Received 26th September 2022 , Accepted 8th November 2022

First published on 9th December 2022


Abstract

The effect of phosphonate groups on selective lanthanide sorption for a series of inorganic–organic hybrid materials was investigated. Four functional ligands with an increasing number of aminomethylenephosphonate groups were attached to the porous zirconia matrix via the post-synthetic grafting method. Successful surface grafting was confirmed by FTIR and 31P MAS-NMR spectroscopies. All the synthesized hybrids showed a lanthanide uptake of about 100 μmol g−1 at pH 3. The sorption studies revealed that the hybrids of ligands with a larger number of phosphonate groups possess higher selectivity, as one with the largest number showed a separation factor of over 80 for La3+ and Lu3+. Fixed-bed column experiments also demonstrated the materials’ favored uptake of Lu3+ over La3+ at pH 3, in addition to the reusability and applicability to the actual separation settings. These results propose strategies for the selection of organic ligands for hybrid sorbent synthesis.


Introduction

Lanthanides (Ln) exhibit a variety of photophysical, magnetic, and nuclear properties that offer the possibility of a wide range of applications.1 They have been utilized as critical raw materials for batteries, permanent magnets, and fluid cracking catalysts. In addition, recently, the interest in the medical use of radiolanthanides for both diagnostic and therapeutic purposes has also grown.2 It is expected that the demand for lanthanides is likely to increase exponentially in the following decades. Since lanthanides are often found in trace amounts, elaborate separation and preconcentration are required before being utilized. However, owing to the similar physicochemical properties, the separation of individual lanthanides is very challenging.3

One of the promising techniques for lanthanide separation known now is liquid–liquid extraction (solvent extraction), which has been the state-of-art technology for industrial recovery of lanthanides.4 However, due to the limited separation efficiency, the separation process requires repetitive extraction steps to achieve the desired purity, and thus a large amount of hazardous and radioactive liquid waste is generated during the purification process.5 In recent years, extraction chromatography has emerged as a prominent tool in the separation and purification of radiolanthanides in particular, which inherits the advantages of the selectivity of solvent extraction and the ease of chromatographic operation.6 In extraction chromatography, an organic extractant is adsorbed onto inert support to function as the stationary phase, and thus it is possible to reduce the amount of organic liquid waste produced during the purification process.7 Currently, composite polymeric resin beads encapsulating extractants have been reported to show good stability and high uptake values and thus are considered a good option for the method.8 However, extraction chromatography still possesses several drawbacks such as the slow uptake kinetics and low throughput8 which prevent its industrial application.
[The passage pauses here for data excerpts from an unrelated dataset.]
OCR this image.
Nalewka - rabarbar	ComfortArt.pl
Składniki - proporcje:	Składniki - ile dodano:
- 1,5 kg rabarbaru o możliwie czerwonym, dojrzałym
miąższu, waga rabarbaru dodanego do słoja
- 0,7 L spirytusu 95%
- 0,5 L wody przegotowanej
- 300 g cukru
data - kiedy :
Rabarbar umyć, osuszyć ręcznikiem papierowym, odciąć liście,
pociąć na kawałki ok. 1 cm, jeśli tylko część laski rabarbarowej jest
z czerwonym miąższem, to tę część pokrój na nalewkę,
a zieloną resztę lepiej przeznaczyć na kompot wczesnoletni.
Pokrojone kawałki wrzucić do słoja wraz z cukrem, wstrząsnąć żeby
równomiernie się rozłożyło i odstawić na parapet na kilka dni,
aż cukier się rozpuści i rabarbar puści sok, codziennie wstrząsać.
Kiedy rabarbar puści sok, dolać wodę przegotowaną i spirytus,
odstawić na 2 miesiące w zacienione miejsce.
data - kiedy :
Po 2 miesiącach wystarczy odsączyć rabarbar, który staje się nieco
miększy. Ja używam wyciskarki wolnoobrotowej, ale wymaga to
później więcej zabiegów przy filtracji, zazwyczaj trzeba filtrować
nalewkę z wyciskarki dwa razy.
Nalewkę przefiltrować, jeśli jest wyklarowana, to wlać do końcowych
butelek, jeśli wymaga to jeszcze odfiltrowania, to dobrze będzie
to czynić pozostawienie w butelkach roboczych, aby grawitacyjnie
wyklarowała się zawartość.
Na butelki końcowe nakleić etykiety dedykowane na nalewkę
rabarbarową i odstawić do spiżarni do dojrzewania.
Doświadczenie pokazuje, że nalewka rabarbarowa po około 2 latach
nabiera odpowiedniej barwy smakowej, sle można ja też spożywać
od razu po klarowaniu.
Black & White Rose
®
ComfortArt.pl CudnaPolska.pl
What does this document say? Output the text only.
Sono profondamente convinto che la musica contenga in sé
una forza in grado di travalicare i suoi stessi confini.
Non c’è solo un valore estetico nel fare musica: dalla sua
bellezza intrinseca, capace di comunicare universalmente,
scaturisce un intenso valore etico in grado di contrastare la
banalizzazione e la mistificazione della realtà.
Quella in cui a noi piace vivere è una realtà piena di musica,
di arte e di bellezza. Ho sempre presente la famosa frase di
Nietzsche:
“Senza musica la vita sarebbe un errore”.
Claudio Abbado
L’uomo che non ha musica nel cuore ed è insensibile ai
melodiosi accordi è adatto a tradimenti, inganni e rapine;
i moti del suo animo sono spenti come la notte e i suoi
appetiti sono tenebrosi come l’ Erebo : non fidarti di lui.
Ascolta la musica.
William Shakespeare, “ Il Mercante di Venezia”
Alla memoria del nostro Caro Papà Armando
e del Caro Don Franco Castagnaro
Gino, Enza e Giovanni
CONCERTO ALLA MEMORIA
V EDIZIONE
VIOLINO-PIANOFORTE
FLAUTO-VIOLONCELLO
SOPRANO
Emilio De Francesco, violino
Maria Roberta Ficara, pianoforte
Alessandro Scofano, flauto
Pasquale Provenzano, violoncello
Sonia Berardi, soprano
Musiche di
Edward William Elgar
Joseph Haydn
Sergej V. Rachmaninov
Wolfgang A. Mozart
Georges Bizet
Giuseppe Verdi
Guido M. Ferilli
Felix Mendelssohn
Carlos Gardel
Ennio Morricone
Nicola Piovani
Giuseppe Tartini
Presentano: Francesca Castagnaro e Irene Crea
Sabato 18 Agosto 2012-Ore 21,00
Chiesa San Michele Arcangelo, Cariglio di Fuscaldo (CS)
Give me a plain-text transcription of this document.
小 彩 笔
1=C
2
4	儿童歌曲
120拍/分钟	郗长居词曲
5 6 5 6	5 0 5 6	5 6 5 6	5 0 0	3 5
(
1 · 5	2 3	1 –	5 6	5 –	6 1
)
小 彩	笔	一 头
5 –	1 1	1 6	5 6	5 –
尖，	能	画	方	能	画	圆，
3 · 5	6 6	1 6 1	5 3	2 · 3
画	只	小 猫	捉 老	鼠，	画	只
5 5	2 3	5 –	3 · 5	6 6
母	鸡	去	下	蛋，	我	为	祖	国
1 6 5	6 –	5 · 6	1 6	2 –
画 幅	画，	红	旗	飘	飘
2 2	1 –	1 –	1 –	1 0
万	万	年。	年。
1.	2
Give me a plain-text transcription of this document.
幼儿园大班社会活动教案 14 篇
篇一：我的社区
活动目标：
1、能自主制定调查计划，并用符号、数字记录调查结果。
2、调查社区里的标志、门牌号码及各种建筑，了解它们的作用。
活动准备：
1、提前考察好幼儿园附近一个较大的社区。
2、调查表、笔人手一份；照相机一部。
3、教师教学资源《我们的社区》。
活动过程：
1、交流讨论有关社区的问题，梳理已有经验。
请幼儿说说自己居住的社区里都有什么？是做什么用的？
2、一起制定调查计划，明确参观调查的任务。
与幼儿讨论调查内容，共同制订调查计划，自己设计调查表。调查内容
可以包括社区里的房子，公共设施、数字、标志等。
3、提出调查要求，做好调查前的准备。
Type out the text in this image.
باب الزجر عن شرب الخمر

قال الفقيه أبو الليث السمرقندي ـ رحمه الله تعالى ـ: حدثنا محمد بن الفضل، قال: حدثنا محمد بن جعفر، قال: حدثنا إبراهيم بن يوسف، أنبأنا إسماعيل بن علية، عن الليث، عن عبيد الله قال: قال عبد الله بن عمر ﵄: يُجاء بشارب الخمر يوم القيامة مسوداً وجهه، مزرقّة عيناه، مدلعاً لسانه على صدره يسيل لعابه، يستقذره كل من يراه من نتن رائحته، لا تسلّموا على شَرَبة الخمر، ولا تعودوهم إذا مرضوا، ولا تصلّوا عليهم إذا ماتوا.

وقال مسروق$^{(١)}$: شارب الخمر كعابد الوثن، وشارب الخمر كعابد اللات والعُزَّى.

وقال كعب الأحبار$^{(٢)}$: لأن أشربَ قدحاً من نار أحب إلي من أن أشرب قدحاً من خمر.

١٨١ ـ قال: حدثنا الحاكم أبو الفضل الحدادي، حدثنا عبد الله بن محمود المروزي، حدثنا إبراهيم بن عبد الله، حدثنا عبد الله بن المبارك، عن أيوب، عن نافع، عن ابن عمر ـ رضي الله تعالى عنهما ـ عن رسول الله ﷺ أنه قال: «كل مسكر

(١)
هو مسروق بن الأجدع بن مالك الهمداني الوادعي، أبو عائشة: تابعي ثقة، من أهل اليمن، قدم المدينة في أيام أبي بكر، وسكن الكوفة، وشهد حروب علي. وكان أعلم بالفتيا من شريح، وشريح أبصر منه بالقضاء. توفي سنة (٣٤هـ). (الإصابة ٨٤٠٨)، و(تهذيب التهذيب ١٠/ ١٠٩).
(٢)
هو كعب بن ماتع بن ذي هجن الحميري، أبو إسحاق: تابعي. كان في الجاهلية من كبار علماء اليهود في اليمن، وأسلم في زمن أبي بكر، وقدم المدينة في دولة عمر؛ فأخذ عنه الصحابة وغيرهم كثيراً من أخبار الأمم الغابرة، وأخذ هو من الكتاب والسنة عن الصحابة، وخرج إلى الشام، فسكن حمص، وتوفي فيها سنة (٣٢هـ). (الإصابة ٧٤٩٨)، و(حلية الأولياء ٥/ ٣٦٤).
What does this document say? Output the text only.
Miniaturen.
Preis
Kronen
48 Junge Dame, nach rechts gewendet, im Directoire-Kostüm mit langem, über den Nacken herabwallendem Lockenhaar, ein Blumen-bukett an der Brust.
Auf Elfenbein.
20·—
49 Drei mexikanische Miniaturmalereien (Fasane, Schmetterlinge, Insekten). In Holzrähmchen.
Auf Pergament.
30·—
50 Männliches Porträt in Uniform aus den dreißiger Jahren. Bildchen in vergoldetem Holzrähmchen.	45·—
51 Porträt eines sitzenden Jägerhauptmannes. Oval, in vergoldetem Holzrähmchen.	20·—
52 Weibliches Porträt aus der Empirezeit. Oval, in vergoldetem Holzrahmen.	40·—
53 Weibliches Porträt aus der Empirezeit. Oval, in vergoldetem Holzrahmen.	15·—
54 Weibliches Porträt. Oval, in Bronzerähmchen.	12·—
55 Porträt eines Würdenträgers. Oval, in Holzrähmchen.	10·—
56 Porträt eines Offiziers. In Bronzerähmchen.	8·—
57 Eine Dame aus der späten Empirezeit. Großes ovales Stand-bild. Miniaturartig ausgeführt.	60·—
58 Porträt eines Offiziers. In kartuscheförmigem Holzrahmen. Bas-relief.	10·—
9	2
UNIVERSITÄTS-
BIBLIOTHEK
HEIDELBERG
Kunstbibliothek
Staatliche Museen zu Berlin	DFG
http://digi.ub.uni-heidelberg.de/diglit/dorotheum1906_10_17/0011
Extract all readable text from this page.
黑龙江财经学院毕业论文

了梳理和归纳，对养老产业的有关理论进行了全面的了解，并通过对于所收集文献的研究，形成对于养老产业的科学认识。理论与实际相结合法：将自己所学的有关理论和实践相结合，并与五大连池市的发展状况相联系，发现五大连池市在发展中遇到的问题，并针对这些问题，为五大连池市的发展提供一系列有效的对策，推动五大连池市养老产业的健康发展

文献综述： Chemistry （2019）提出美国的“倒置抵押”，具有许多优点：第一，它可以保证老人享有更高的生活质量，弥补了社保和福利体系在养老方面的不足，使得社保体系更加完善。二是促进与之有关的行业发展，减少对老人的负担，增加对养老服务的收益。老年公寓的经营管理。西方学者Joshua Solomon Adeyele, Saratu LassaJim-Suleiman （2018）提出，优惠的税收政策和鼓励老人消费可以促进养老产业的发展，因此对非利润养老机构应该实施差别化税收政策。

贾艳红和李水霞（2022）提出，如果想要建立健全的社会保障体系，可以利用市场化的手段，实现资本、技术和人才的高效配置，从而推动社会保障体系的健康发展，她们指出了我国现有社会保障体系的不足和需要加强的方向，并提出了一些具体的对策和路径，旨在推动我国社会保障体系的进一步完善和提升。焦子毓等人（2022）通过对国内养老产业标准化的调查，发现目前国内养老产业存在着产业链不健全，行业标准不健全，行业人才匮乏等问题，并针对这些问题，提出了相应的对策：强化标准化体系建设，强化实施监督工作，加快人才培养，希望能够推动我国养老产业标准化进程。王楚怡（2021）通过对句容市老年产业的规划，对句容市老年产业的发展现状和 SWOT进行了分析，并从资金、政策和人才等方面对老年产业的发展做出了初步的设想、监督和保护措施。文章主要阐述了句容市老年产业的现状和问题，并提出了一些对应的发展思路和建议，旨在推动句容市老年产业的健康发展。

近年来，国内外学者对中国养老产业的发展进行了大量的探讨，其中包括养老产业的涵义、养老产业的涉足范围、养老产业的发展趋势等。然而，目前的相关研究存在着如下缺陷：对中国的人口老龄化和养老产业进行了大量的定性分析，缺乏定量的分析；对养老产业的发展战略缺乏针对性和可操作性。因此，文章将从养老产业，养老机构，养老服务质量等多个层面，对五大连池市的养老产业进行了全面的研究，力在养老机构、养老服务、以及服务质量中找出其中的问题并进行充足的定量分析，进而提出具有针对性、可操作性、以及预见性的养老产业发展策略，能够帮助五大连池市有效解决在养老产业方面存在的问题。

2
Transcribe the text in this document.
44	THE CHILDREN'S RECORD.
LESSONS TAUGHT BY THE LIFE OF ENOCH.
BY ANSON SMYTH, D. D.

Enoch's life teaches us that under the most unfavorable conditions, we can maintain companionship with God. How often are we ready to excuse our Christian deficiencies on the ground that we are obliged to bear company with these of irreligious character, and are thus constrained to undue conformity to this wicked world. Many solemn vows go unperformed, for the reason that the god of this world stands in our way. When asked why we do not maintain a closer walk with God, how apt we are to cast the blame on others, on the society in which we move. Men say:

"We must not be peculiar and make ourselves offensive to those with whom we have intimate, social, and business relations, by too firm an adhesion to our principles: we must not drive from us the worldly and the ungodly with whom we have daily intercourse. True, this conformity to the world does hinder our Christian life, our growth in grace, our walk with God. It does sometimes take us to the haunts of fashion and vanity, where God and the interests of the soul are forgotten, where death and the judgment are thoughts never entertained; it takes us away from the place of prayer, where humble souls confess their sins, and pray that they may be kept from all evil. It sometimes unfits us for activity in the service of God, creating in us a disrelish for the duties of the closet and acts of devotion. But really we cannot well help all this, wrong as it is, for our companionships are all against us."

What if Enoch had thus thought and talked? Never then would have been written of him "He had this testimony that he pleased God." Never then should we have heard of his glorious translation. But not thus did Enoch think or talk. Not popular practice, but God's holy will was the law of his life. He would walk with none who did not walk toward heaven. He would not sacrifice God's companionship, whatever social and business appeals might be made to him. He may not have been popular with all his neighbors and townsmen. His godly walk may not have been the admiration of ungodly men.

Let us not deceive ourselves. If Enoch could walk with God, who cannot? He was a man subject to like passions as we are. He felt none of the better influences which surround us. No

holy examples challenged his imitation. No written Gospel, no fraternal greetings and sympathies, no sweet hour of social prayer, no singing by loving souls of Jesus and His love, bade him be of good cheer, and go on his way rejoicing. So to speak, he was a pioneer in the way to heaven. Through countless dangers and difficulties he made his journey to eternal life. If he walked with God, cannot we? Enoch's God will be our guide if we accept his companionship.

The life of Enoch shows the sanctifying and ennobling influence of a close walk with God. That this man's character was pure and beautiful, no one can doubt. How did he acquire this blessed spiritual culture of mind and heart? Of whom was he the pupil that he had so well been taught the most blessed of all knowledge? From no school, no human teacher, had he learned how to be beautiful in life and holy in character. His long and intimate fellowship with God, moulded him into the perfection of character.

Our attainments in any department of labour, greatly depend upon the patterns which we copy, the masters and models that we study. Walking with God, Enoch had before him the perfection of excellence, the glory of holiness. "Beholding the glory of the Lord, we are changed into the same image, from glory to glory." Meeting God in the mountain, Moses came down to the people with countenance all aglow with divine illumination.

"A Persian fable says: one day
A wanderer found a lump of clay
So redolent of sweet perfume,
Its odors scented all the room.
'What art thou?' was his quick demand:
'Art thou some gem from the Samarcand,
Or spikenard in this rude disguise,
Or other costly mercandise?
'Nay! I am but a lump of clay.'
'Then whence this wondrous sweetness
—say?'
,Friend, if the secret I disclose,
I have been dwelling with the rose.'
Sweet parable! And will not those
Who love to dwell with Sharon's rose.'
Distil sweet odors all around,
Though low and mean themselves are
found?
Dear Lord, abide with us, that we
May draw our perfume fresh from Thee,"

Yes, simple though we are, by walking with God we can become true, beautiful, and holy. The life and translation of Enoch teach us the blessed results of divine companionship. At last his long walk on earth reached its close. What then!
Solid-phase extraction technique with highly selective materials requires fewer liquid phases than conventional liquid–liquid extraction, and handling fewer liquid phases can realize simpler and faster separation. According to previous research, inorganic–organic hybrid materials have been successfully applied to the separation of group 3 and f-block elements, by combining an inorganic solid matrix and an organic functional ligand.9–13 For this purpose, silica is commonly studied as an inorganic matrix. However, silica-based materials are not stable in acidic media.14 On the other hand, metal(IV) oxides such as zirconium oxides have been reported as a promising class of inorganic support materials with high resistance to acids, oxidation, and radiation.15–17 Also, their porous structure is synthetically alterable, leading to the size selection of target ions.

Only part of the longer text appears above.